If the answers to the latter two turn out to be yes, it very much points at unclean shutdowns being problematic. Which is bad, because we take great care to do atomic db operations, such that even on a crash the db should stay consistent. Meaning we messed up or the db implementation is messed up.

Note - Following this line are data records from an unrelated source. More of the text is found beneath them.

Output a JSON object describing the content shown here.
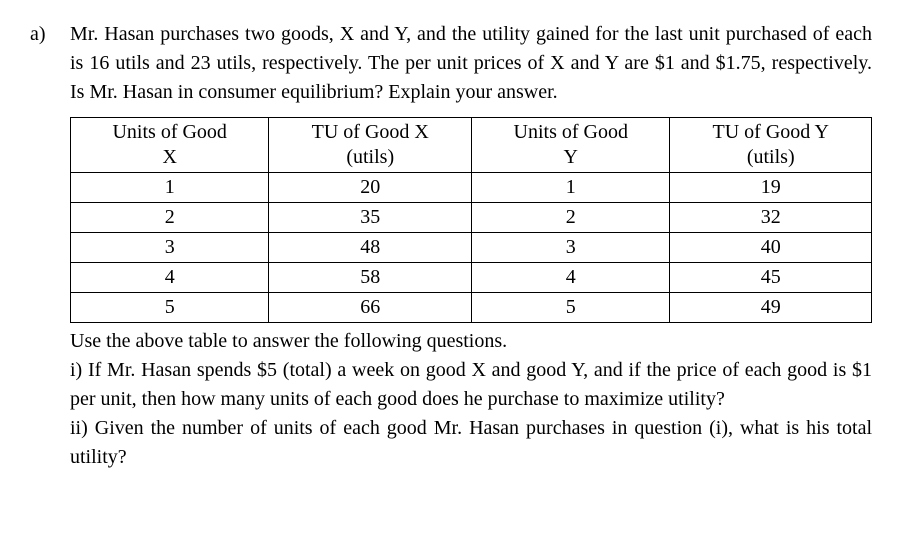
{
  "label": "a)",
  "intro": "Mr. Hasan purchases two goods, X and Y, and the utility gained for the last unit purchased of each is 16 utils and 23 utils, respectively. The per unit prices of X and Y are $1 and $1.75, respectively. Is Mr. Hasan in consumer equilibrium? Explain your answer.",
  "table": {
    "headers": {
      "c1a": "Units of Good",
      "c1b": "X",
      "c2a": "TU of Good X",
      "c2b": "(utils)",
      "c3a": "Units of Good",
      "c3b": "Y",
      "c4a": "TU of Good Y",
      "c4b": "(utils)"
    },
    "rows": [
      {
        "c1": "1",
        "c2": "20",
        "c3": "1",
        "c4": "19"
      },
      {
        "c1": "2",
        "c2": "35",
        "c3": "2",
        "c4": "32"
      },
      {
        "c1": "3",
        "c2": "48",
        "c3": "3",
        "c4": "40"
      },
      {
        "c1": "4",
        "c2": "58",
        "c3": "4",
        "c4": "45"
      },
      {
        "c1": "5",
        "c2": "66",
        "c3": "5",
        "c4": "49"
      }
    ]
  },
  "afterTable": "Use the above table to answer the following questions.",
  "q1": "i) If Mr. Hasan spends $5 (total) a week on good X and good Y, and if the price of each good is $1 per unit, then how many units of each good does he purchase to maximize utility?",
  "q2": "ii) Given the number of units of each good Mr. Hasan purchases in question (i), what is his total utility?"
}
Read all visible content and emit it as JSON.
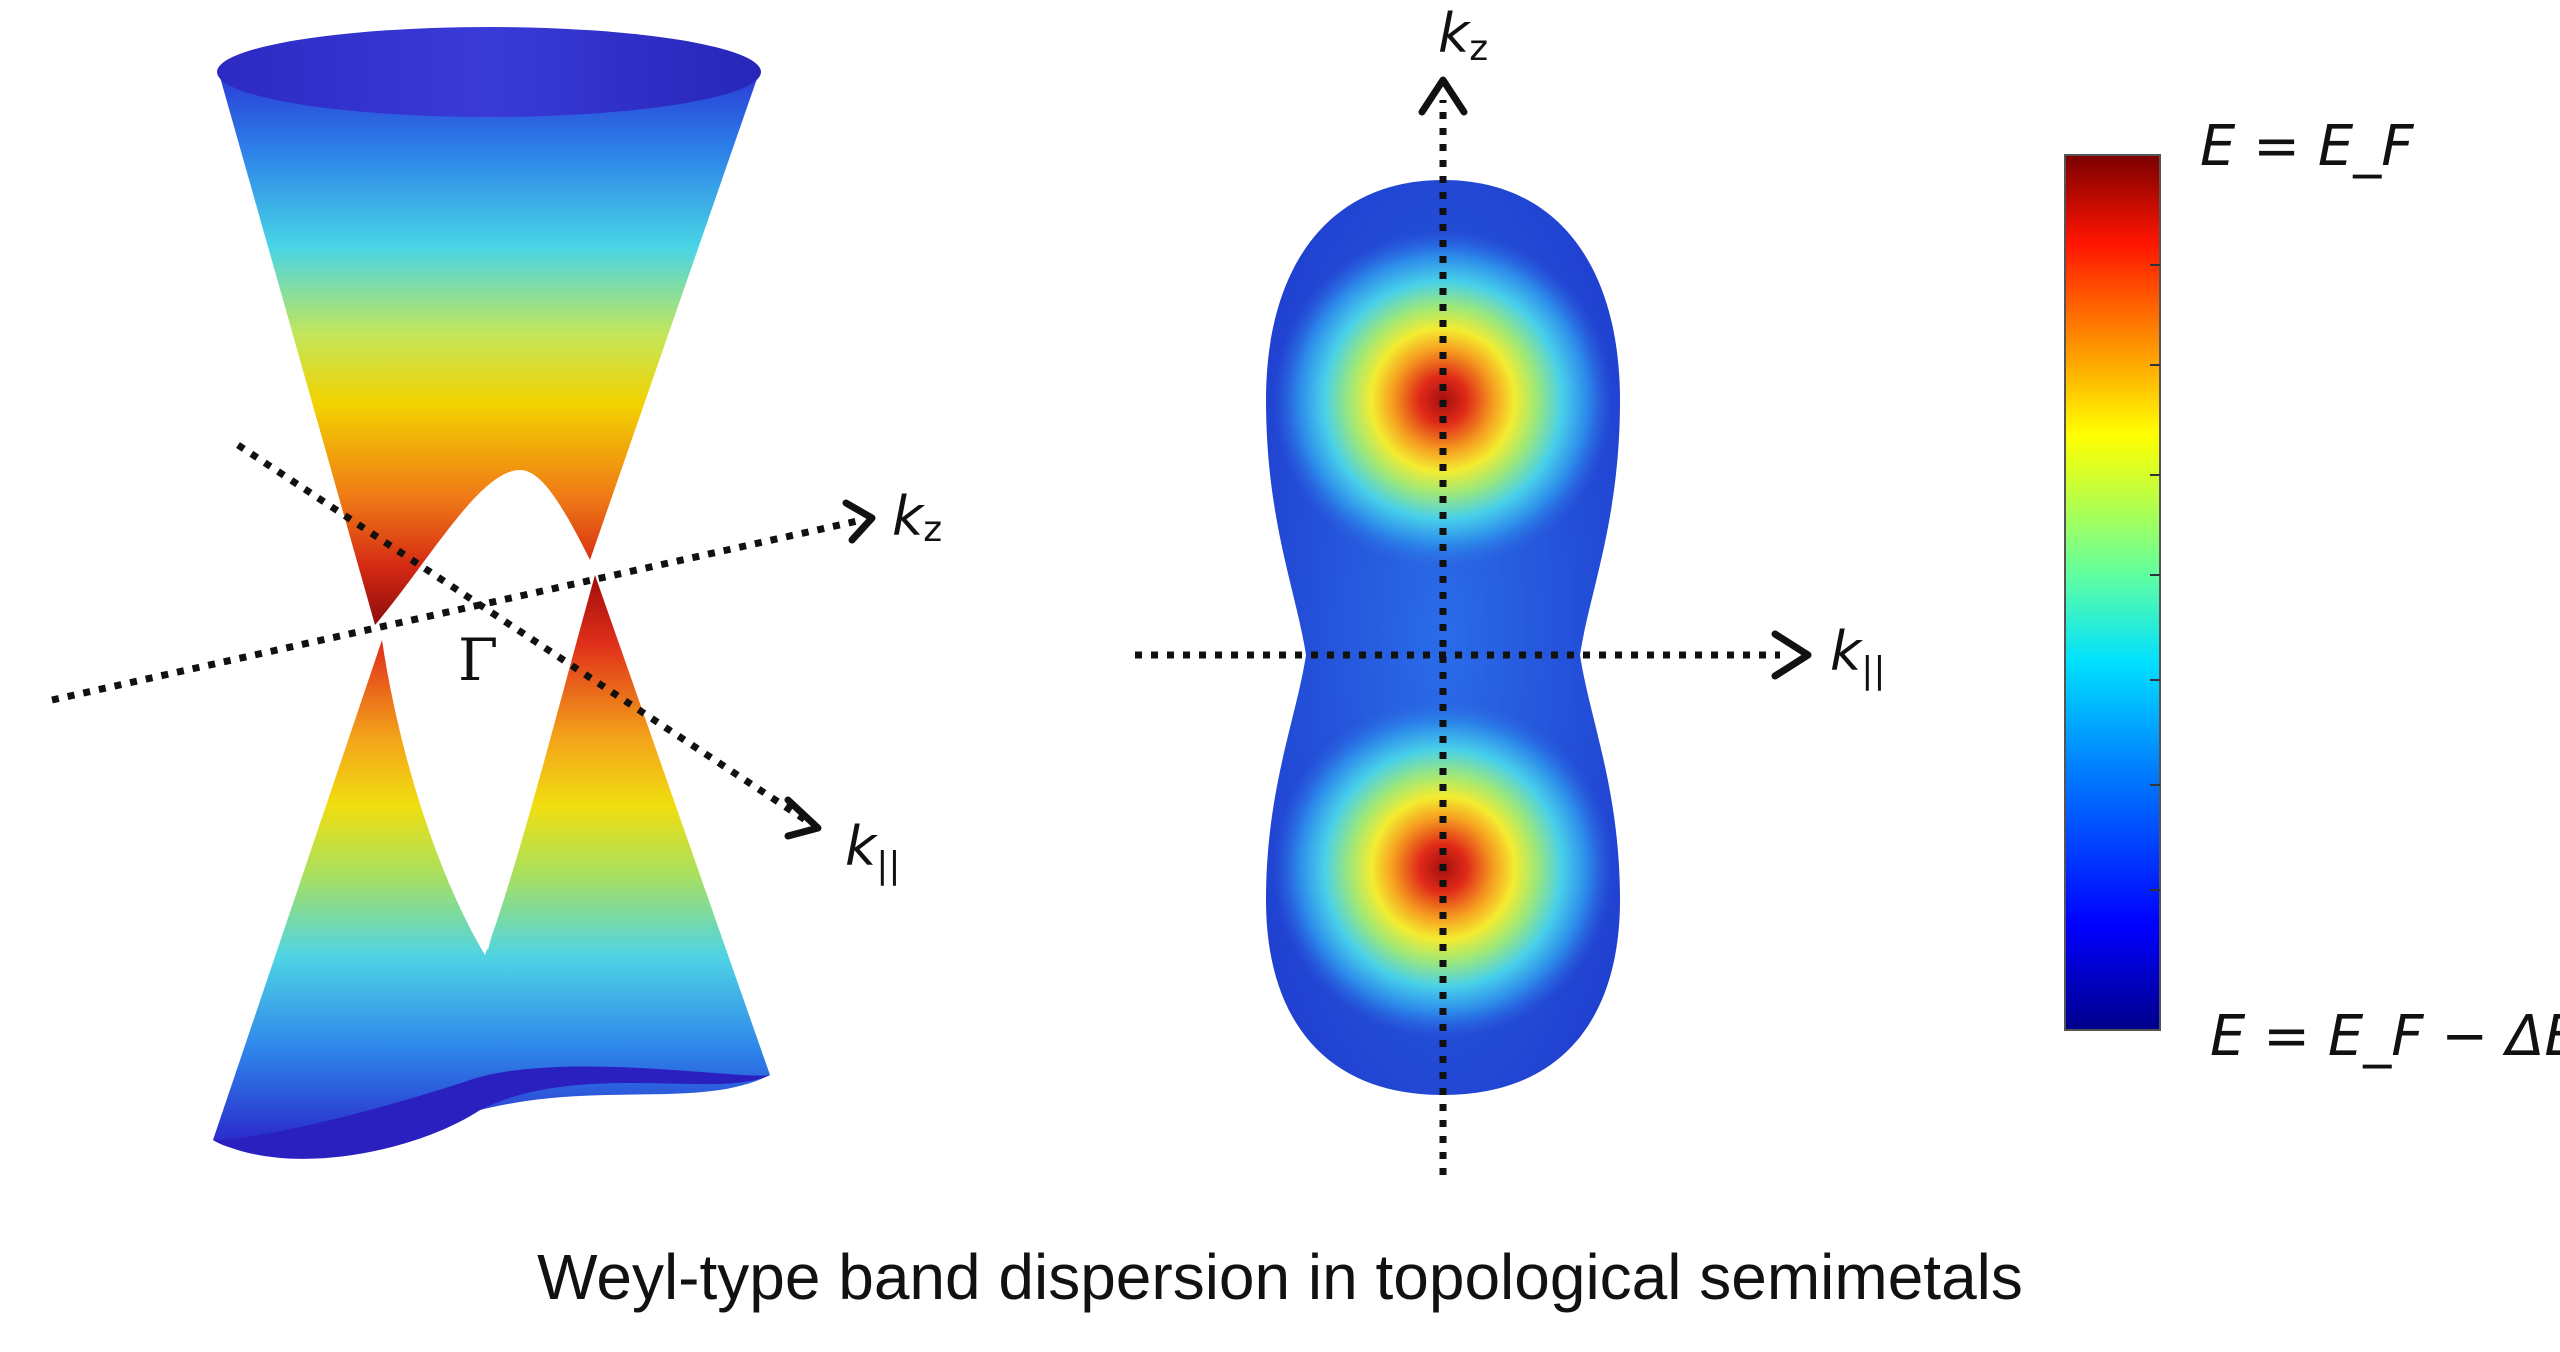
{
  "caption": "Weyl-type band dispersion in topological semimetals",
  "left_panel": {
    "axis_kz": {
      "symbol": "k",
      "subscript": "z"
    },
    "axis_kpar": {
      "symbol": "k",
      "subscript": "||"
    },
    "gamma_point": "Γ"
  },
  "middle_panel": {
    "axis_kz": {
      "symbol": "k",
      "subscript": "z"
    },
    "axis_kpar": {
      "symbol": "k",
      "subscript": "||"
    }
  },
  "colorbar": {
    "top_label": "E = E_F",
    "bottom_label": "E = E_F − ΔE",
    "colormap": [
      "#00008b",
      "#0000ff",
      "#007fff",
      "#00ffff",
      "#7fff7f",
      "#ffff00",
      "#ff7f00",
      "#ff0000",
      "#7f0000"
    ]
  },
  "colors": {
    "cone_top": "#1f2fc8",
    "cone_mid": "#f2d900",
    "cone_tip": "#b01010",
    "text": "#111111"
  }
}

darkpixel · September 2, 2020, 6:38pm

{
  "availability": [
    {
      "id": "R4HOXEK-O4Q2J2L-MZIYGOB-B7DUWVI-YDCHH4L-U26HPCA-2EYLWIH-CI7B2AC",
      "fromTemporary": false
    }
  ],
  "global": {
    "deleted": false,
    "ignored": false,
    "invalid": false,
    "localFlags": 0,
    "modified": "2018-06-14T15:14:57.5989362-07:00",
    "modifiedBy": "ACQW3IT",
    "mustRescan": false,
    "name": "2017_ALL_LOCATIONS.xlsx",
    "noPermissions": true,
    "numBlocks": 1,
    "sequence": 101385,
    "size": 15851,
    "type": "FILE",
    "version": [
      "ACQW3IT:1599025637",
      "BHS4RWN:1599057984",
      "IM253BD:1599057953",
      "PK2ADL5:1599025637",
      "R4HOXEK:1599025638",
      "V2NGEXC:1599029835",
      "ZICYKLL:1599057944",
      "5RKFSGA:1599025642"
    ]
  },
  "local": {
    "deleted": false,
    "ignored": false,
    "invalid": false,
    "localFlags": 0,
    "modified": "2018-06-14T15:14:57.5989362-07:00",
    "modifiedBy": "UMMCTFK",
    "mustRescan": false,
    "name": "2017_ALL_LOCATIONS.xlsx",
    "noPermissions": true,
    "numBlocks": 1,
    "sequence": 43335,
    "size": 15851,
    "type": "FILE",
    "version": [
      "UMMCTFK:1599025641"
    ]
  }
}

darkpixel · September 2, 2020, 6:40pm

Running this on USLOGSDNAS01 which had a panic and is usually the machine referred to in the out-of-sync list as the file modifier.

It’ll probably take an hour or so for it to scan and sync with the other boxes. I’ll let you know shortly.